One of the main features of the Hull-White model is that it matches the market at $t = 0$.
This means that at $t = 0$, not only does the zero coupon bond prices (starting from zero) not depend on the volatility, but neither do they depend on the mean reversion level. These prices depend only on the zero curve observed in the market.
Of course, this is not to be confused with future zero bond prices $P(t,T)$ seen from $t = 0$, which are random variables and as a result have a distribution depending on the volatility and mean reversion as well.

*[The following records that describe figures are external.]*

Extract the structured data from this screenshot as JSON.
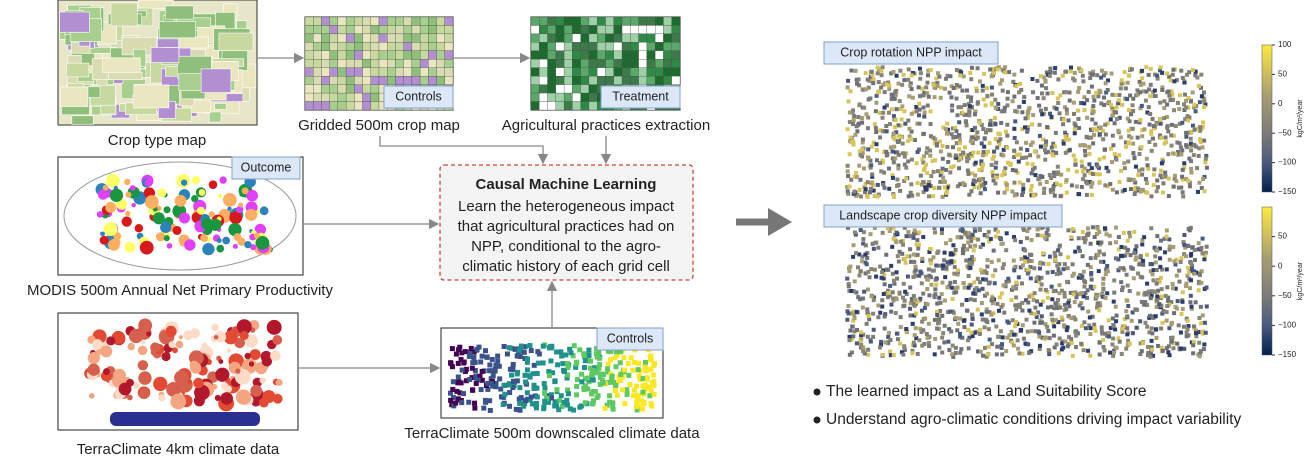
{
  "inputs": {
    "crop_type_map": {
      "label": "Crop type map"
    },
    "gridded_crop_map": {
      "label": "Gridded 500m crop map",
      "badge": "Controls"
    },
    "practices": {
      "label": "Agricultural practices extraction",
      "badge": "Treatment"
    },
    "modis": {
      "label": "MODIS 500m Annual Net Primary Productivity",
      "badge": "Outcome"
    },
    "terraclimate": {
      "label": "TerraClimate 4km climate data"
    },
    "downscaled": {
      "label": "TerraClimate 500m downscaled climate data",
      "badge": "Controls"
    }
  },
  "model": {
    "title": "Causal Machine Learning",
    "lines": [
      "Learn the heterogeneous impact",
      "that agricultural practices had on",
      "NPP, conditional to the agro-",
      "climatic history of each grid cell"
    ]
  },
  "outputs": [
    {
      "title": "Crop rotation NPP impact",
      "colorbar_label": "kgC/m²/year",
      "ticks": [
        100,
        50,
        0,
        {
          "value": -50,
          "label": "−50"
        },
        {
          "value": -100,
          "label": "−100"
        },
        {
          "value": -150,
          "label": "−150"
        }
      ]
    },
    {
      "title": "Landscape crop diversity NPP impact",
      "colorbar_label": "kgC/m²/year",
      "ticks": [
        50,
        0,
        {
          "value": -50,
          "label": "−50"
        },
        {
          "value": -100,
          "label": "−100"
        },
        {
          "value": -150,
          "label": "−150"
        }
      ]
    }
  ],
  "bullets": [
    "The learned impact as a Land Suitability Score",
    "Understand agro-climatic conditions driving impact variability"
  ]
}
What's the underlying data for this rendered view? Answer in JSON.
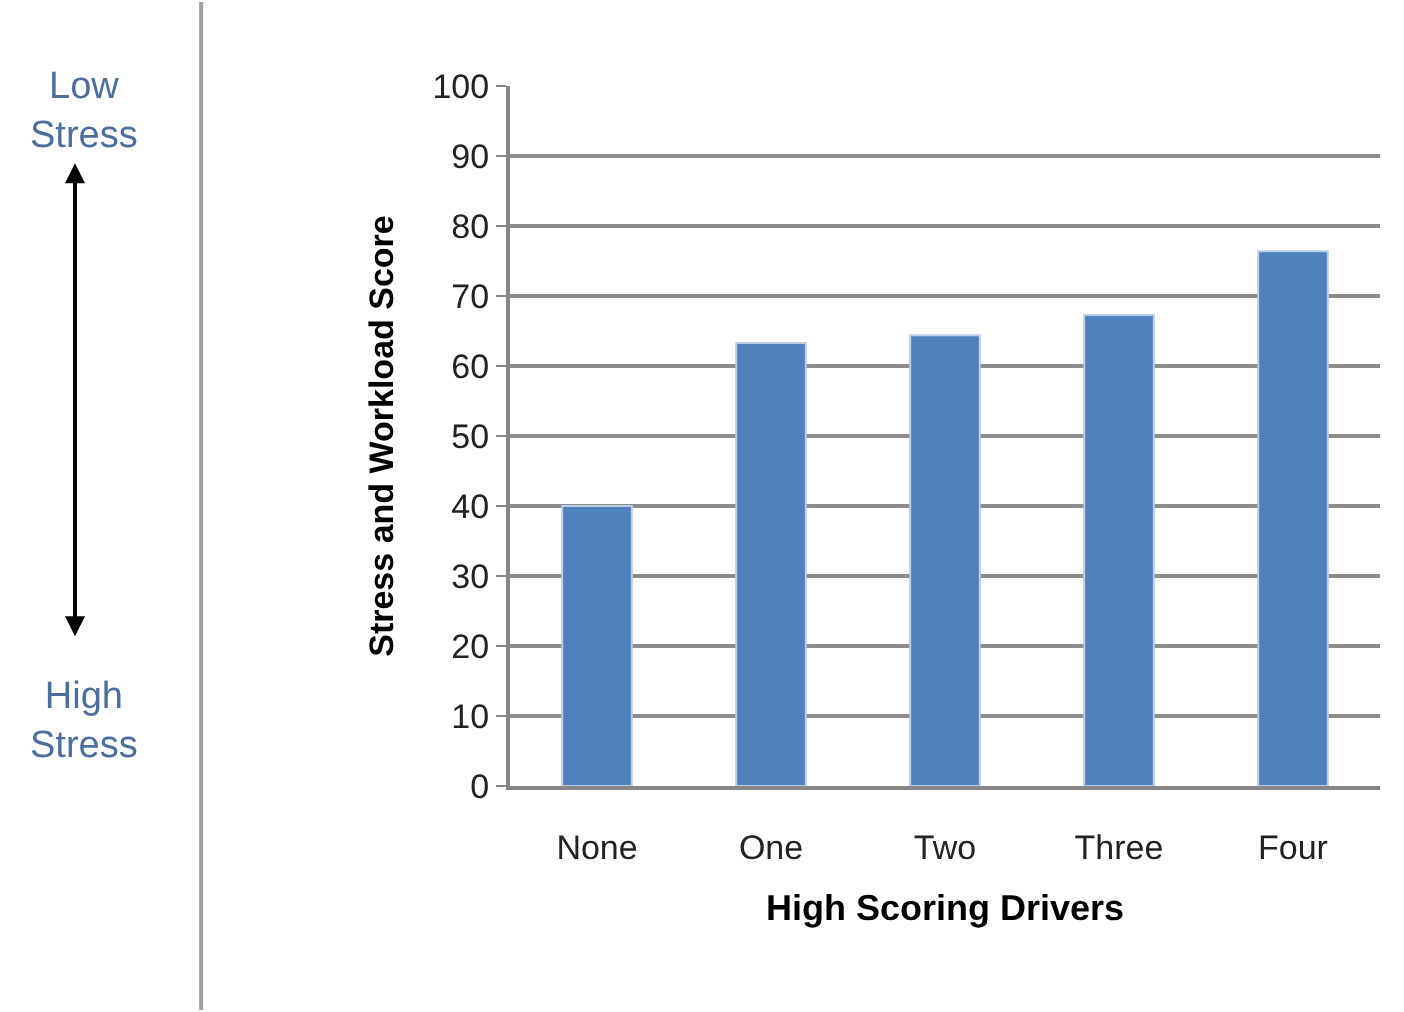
{
  "chart_data": {
    "type": "bar",
    "xlabel": "High Scoring Drivers",
    "ylabel": "Stress and Workload Score",
    "categories": [
      "None",
      "One",
      "Two",
      "Three",
      "Four"
    ],
    "values": [
      40,
      63.3,
      64.4,
      67.3,
      76.4
    ],
    "color": "#4f81bd",
    "ylim": [
      0,
      100
    ],
    "yticks": [
      0,
      10,
      20,
      30,
      40,
      50,
      60,
      70,
      80,
      90,
      100
    ],
    "grid": "y",
    "annotations": [
      "Low\nStress",
      "High\nStress"
    ]
  }
}
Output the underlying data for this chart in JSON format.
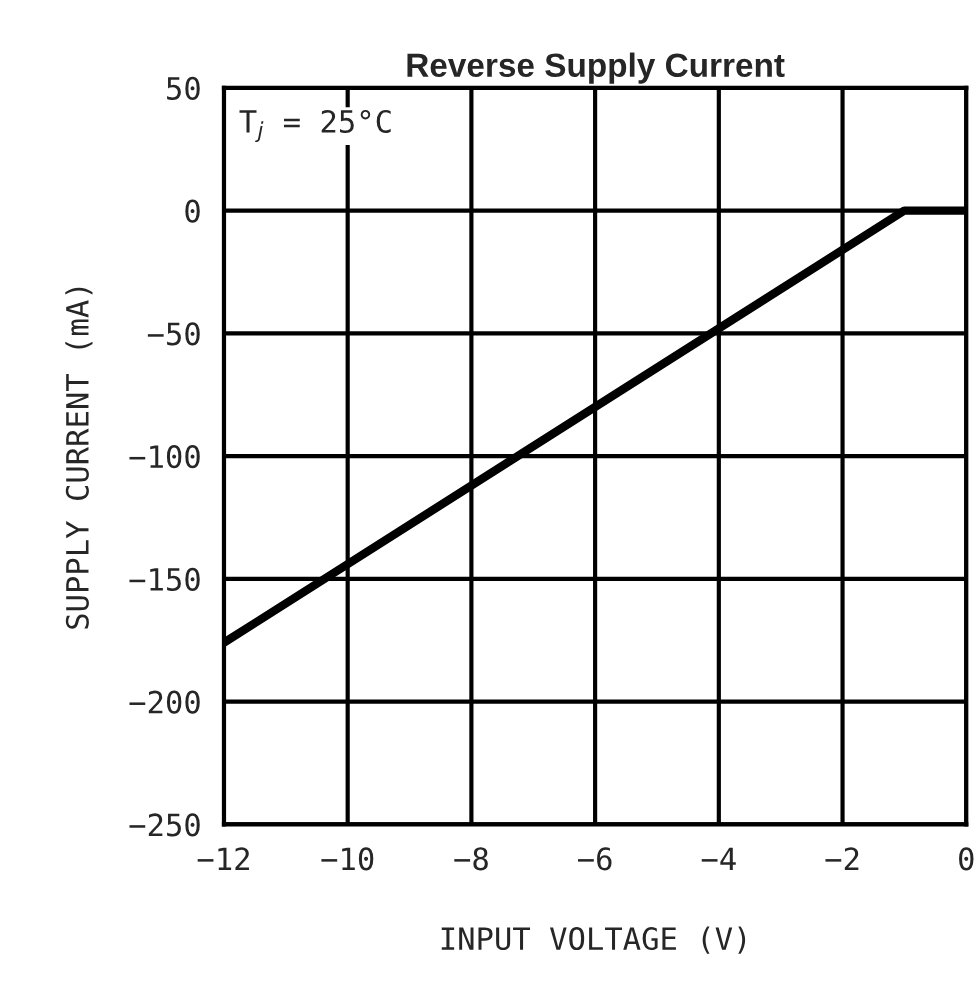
{
  "chart_data": {
    "type": "line",
    "title": "Reverse Supply Current",
    "xlabel": "INPUT VOLTAGE (V)",
    "ylabel": "SUPPLY CURRENT (mA)",
    "x": [
      -12,
      -1,
      0
    ],
    "series": [
      {
        "color": "#000000",
        "values": [
          -176,
          0,
          0
        ]
      }
    ],
    "xlim": [
      -12,
      0
    ],
    "xticks": [
      -12,
      -10,
      -8,
      -6,
      -4,
      -2,
      0
    ],
    "ylim": [
      -250,
      50
    ],
    "yticks": [
      -250,
      -200,
      -150,
      -100,
      -50,
      0,
      50
    ],
    "grid": true,
    "marker": "none",
    "line_style": "solid",
    "annotations": [
      "T$_{j}$ = 25°C"
    ]
  }
}
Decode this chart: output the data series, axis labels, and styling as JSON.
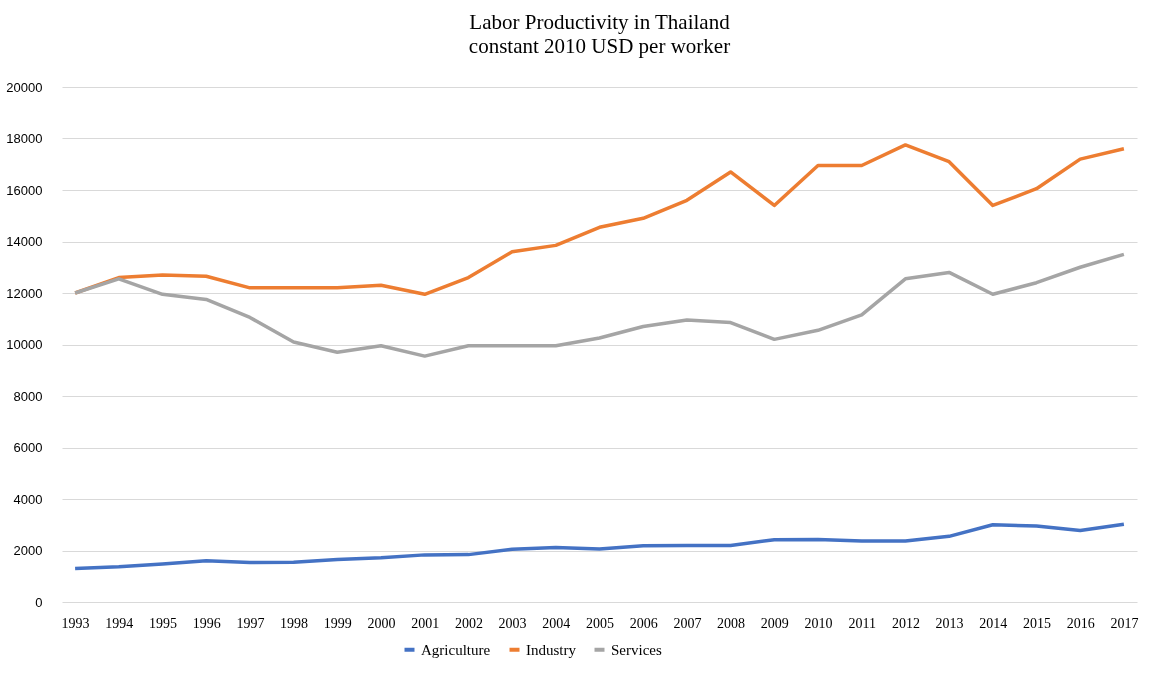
{
  "chart_data": {
    "type": "line",
    "title": "Labor Productivity in Thailand",
    "subtitle": "constant 2010 USD per worker",
    "categories": [
      "1993",
      "1994",
      "1995",
      "1996",
      "1997",
      "1998",
      "1999",
      "2000",
      "2001",
      "2002",
      "2003",
      "2004",
      "2005",
      "2006",
      "2007",
      "2008",
      "2009",
      "2010",
      "2011",
      "2012",
      "2013",
      "2014",
      "2015",
      "2016",
      "2017"
    ],
    "series": [
      {
        "name": "Agriculture",
        "color": "#4472c4",
        "values": [
          1300,
          1370,
          1480,
          1600,
          1530,
          1540,
          1650,
          1720,
          1830,
          1840,
          2050,
          2120,
          2060,
          2180,
          2190,
          2190,
          2420,
          2430,
          2370,
          2370,
          2550,
          3000,
          2950,
          2780,
          3020
        ]
      },
      {
        "name": "Industry",
        "color": "#ed7d31",
        "values": [
          12000,
          12600,
          12700,
          12650,
          12200,
          12200,
          12200,
          12300,
          11950,
          12600,
          13600,
          13850,
          14550,
          14900,
          15600,
          16700,
          15400,
          16950,
          16950,
          17750,
          17100,
          15400,
          16050,
          17200,
          17600
        ]
      },
      {
        "name": "Services",
        "color": "#a5a5a5",
        "values": [
          12000,
          12550,
          11950,
          11750,
          11050,
          10100,
          9700,
          9950,
          9550,
          9950,
          9950,
          9950,
          10250,
          10700,
          10950,
          10850,
          10200,
          10550,
          11150,
          12550,
          12800,
          11950,
          12400,
          13000,
          13500
        ]
      }
    ],
    "ylim": [
      0,
      20000
    ],
    "yticks": [
      0,
      2000,
      4000,
      6000,
      8000,
      10000,
      12000,
      14000,
      16000,
      18000,
      20000
    ],
    "grid": "y",
    "legend": "bottom",
    "marker": "none",
    "line_style": "solid"
  }
}
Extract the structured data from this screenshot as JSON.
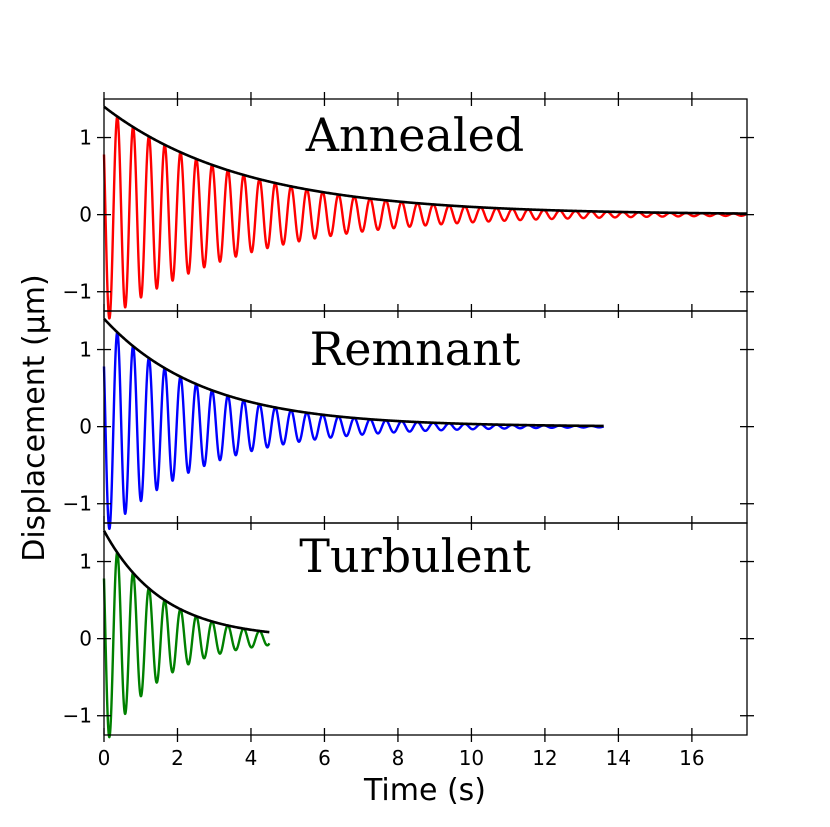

To show that the ZC bond prices at $t = 0$ match the market and don't depend on the model parameters, I will use a different (more convenient) formulation (see e.g. Andersen and Piterbarg, section 10.1.2.2), which uses $x(t) = r(t) - f(0,t)$ instead of the short rate $r(t)$. Which leads to the following SDE (keeping your notations):
$$
\begin{aligned}
x(0) &= 0 \\
dx(t) &= \left( y(t) - a x(t) \right) dt + \sigma dW(t)
\end{aligned}
$$
with: $y(t) = \frac{\sigma^2}{2a} \left(1-e^{-2at} \right)$.
The ZC bond price is given by:
$$
P(t,T) = \frac{P^M(0,T)}{P^M(0,t)}\exp \left(-\frac{1}{2}B(t,T)^2y(t) - B(t,T)x(t) \right)
$$
In the formula above, I used the superscript $^M$ to denote that the $P^M$ prices come from the zero curve observed in the market.
Taking $t = 0$, as $x(0) = y(0) = 0$ and $P^M(0, 0) = 1$, we have:
$$P(t,T) = P^M(0,T)$$